Tulip Mania!
April 3, 2003 3:56 PM   Subscribe

Follow the pollen trail... The recent volatility on the stock market has nothing on the Tulip Mania that swept Holland in 1637. They went so gaga over over the colorful heralds of spring that one blossom obsessed fella, for example, sold a brewery to buy a single bulb. It's become an example of what happens when we become economically overconfident. Myself, I'd rather deal in flowers than money, anyway.
posted by moonbird (13 comments total)
Aw, Moonbird! This is wicked cool--I planted bulbs for the first time this year, and (and hey, I can see them from the window, out there in the "blue room") thinking about how in Turkey a few centuries ago, my picket fence would be sacred ground!

In 17th century Holland, I'd be a scadzillionaire.
posted by padraigin at 4:21 PM on April 3, 2003

What a GREAT link! Tulipmania and other investment fads are detailed in a GREAT book Extraordinary Popular Delusions And The Madness Of Crowds. It is is from this book, I believe, that we get the phrase "irrational exhuberance" to explain the hooey people believe when they faddishly invest. Did I mention GREAT link?
posted by answergrape at 4:30 PM on April 3, 2003

In addition to discussing Tulipmania, Extraordinary Popular Delusions includes great discussion of such subjects as alchemy, witch-hunts, prophesy, the Crusades, "the Slow Poisoners" and duels. In short, wonderful and enlightening book that is well worth reading.
posted by ilsa at 4:48 PM on April 3, 2003

Love the Dutch. Proper!
posted by The Jesse Helms at 4:57 PM on April 3, 2003

This is fascinating reading, and something I've always meant to look into. The bulb.com site is wonderful. Great post.
posted by iconomy at 6:06 PM on April 3, 2003

Digesting this reminds me just a bit of the part in Douglas Adam's Life, the Universe, and Everything where the newly earthbound Golgafrincham's solve their economic problems by declaring leaves to be currency.

Of course, speculation is slightly different... you estimate that most people will value something more highly in the future than it is valued now. The prophecy can reinforce itself: as you buy up supply, scarcity increases, and also, the future projected value almost becomes the current value: you or anyone else are less willing to sell for anything less.

Of course, if I could, I'd be doing some of the same with real estate. But as for flowers, I prefer to just enjoy them. What is a flower, anyway?
posted by weston at 7:28 PM on April 3, 2003

Thanks all for the feedback. The red and yellow tulips under the oak tree out back undid their robes today and wowed us with their simple, luxuriant blooms... a cosmic floral burlesque of sorts. I can almost imagine why someone would risk going bust for such bold buds, especially since flowers can come to represent fertility and potency, envied traits in many forms.

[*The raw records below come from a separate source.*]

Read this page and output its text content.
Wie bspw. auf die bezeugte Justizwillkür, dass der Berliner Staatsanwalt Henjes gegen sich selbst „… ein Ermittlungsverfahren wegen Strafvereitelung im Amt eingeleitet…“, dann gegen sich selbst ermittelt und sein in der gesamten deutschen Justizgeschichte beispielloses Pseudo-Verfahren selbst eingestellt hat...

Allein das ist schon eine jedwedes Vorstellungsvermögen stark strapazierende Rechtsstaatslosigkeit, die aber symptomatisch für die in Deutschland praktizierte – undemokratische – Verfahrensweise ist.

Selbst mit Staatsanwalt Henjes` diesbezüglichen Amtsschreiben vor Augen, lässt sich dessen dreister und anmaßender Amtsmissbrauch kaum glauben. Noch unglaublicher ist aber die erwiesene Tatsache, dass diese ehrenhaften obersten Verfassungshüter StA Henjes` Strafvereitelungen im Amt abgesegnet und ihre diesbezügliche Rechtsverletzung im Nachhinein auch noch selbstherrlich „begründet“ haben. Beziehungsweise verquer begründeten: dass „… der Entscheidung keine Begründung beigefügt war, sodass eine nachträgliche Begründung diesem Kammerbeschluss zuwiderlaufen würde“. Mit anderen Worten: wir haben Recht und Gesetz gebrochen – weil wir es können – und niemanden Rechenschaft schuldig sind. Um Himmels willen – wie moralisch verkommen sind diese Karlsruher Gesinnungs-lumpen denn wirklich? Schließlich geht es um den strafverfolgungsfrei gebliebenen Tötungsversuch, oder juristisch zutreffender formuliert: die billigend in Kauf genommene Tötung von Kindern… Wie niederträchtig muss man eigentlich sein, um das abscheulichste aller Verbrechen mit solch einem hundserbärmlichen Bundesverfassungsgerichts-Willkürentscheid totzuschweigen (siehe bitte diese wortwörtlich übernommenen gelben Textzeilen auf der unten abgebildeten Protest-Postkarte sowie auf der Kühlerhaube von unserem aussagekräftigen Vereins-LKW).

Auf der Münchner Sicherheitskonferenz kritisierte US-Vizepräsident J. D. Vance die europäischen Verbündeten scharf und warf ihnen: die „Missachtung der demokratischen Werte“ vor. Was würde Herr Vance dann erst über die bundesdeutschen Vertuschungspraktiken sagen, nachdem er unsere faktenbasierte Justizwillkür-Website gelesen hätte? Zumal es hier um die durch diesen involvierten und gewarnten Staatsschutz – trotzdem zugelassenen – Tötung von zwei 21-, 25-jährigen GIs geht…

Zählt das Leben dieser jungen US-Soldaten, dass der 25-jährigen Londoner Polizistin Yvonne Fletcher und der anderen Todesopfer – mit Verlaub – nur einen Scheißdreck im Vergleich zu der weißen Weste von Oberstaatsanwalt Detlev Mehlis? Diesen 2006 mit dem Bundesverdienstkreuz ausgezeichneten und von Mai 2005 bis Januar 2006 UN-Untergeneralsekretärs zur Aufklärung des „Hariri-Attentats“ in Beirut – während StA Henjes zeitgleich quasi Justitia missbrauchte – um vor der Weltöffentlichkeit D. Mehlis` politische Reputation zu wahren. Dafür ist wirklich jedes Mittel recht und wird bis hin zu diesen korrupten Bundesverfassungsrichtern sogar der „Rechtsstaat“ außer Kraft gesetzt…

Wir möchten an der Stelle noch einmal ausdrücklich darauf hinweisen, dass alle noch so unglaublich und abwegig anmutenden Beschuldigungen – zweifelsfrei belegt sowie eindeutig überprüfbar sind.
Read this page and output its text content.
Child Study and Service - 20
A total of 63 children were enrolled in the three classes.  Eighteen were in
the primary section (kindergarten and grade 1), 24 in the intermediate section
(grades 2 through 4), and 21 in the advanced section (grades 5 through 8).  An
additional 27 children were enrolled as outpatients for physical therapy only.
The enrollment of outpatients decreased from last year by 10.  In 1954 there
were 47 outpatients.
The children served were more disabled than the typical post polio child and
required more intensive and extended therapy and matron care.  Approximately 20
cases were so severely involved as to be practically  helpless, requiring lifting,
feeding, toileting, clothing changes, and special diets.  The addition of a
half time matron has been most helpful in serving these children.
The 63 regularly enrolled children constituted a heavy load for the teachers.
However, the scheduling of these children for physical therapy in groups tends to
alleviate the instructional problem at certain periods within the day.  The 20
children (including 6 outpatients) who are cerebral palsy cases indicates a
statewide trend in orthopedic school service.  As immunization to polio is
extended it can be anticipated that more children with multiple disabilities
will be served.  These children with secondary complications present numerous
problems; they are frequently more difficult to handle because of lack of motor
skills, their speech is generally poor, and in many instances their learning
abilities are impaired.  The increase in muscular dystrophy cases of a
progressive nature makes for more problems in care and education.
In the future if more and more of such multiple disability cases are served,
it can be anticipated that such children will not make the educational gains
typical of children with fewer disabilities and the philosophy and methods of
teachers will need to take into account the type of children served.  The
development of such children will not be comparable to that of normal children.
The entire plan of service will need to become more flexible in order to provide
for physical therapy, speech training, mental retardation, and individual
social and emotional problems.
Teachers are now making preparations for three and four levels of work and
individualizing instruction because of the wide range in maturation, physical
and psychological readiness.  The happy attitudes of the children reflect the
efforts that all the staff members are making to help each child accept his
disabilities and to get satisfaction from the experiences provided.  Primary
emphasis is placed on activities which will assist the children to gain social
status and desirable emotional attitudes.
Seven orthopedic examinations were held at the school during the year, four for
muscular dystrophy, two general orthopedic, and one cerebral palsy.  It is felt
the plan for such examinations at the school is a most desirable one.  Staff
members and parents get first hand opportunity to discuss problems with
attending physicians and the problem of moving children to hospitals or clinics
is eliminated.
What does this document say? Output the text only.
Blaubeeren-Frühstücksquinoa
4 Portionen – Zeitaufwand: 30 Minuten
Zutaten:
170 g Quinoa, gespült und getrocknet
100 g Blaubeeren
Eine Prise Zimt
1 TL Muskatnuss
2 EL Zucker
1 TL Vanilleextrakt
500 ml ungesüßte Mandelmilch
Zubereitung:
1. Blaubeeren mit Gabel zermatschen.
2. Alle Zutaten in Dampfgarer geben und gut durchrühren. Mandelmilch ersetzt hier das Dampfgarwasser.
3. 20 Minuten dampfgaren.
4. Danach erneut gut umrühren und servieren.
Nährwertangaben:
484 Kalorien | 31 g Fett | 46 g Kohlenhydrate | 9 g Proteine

If we invested en masse in beauty rather than scarcity life as we know it would certainly look rather different.
posted by moonbird at 9:00 PM on April 3, 2003

Damn betcha it would.
posted by padraigin at 9:38 PM on April 3, 2003

My mild case of Tulipmania happened three years ago. I got into reading those damn Dutch catalogs and before I knew it I had accidently bought 1,200 bulbs. No one would help me plant them and my back was killing me so I planted some everyday. I ran out of flowerbeds so I just planted them anywhere I could: Along the road, in the fields, across the street from my house on the county right of way, down by the creek, out by the barn. It was hell. Until spring finally got here. And there are hundreds of them busting out all over the place right now, and it makes me feel good. Those were simpler times three years ago.
posted by Mack Twain at 10:42 PM on April 3, 2003

I ran out of flowerbeds so I just planted them anywhere I could: Along the road, in the fields, across the street from my house on the county right of way, down by the creek, out by the barn.

Mack, that's beautiful... even just in the literal sense. The metaphor may be even more beautiful.
posted by weston at 11:21 PM on April 3, 2003

answergrape: irrational exuberance first appeared in an Alan Greenspan speech in 1996.
posted by dhartung at 12:15 AM on April 4, 2003

I read Tulipomania a year or so ago, it gives a great insight into the craze. Unfortunately, the most desired flowers were variants that no longer exist; all we have are oil paintings to give us an impression of what the looked like. Additionally, the very best, or "broken" flowers were victims of a mosaic virus.
There was also an earlier, less well documented craze in northern France, and a later craze in Consantinople.
posted by doozer_ex_machina at 5:18 AM on April 4, 2003

weston - have you ever read The Alchemy of Finance by George Soros? It's about the self-fulfilling nature of speculative bubbles, a principle Soros calls "reflexivity".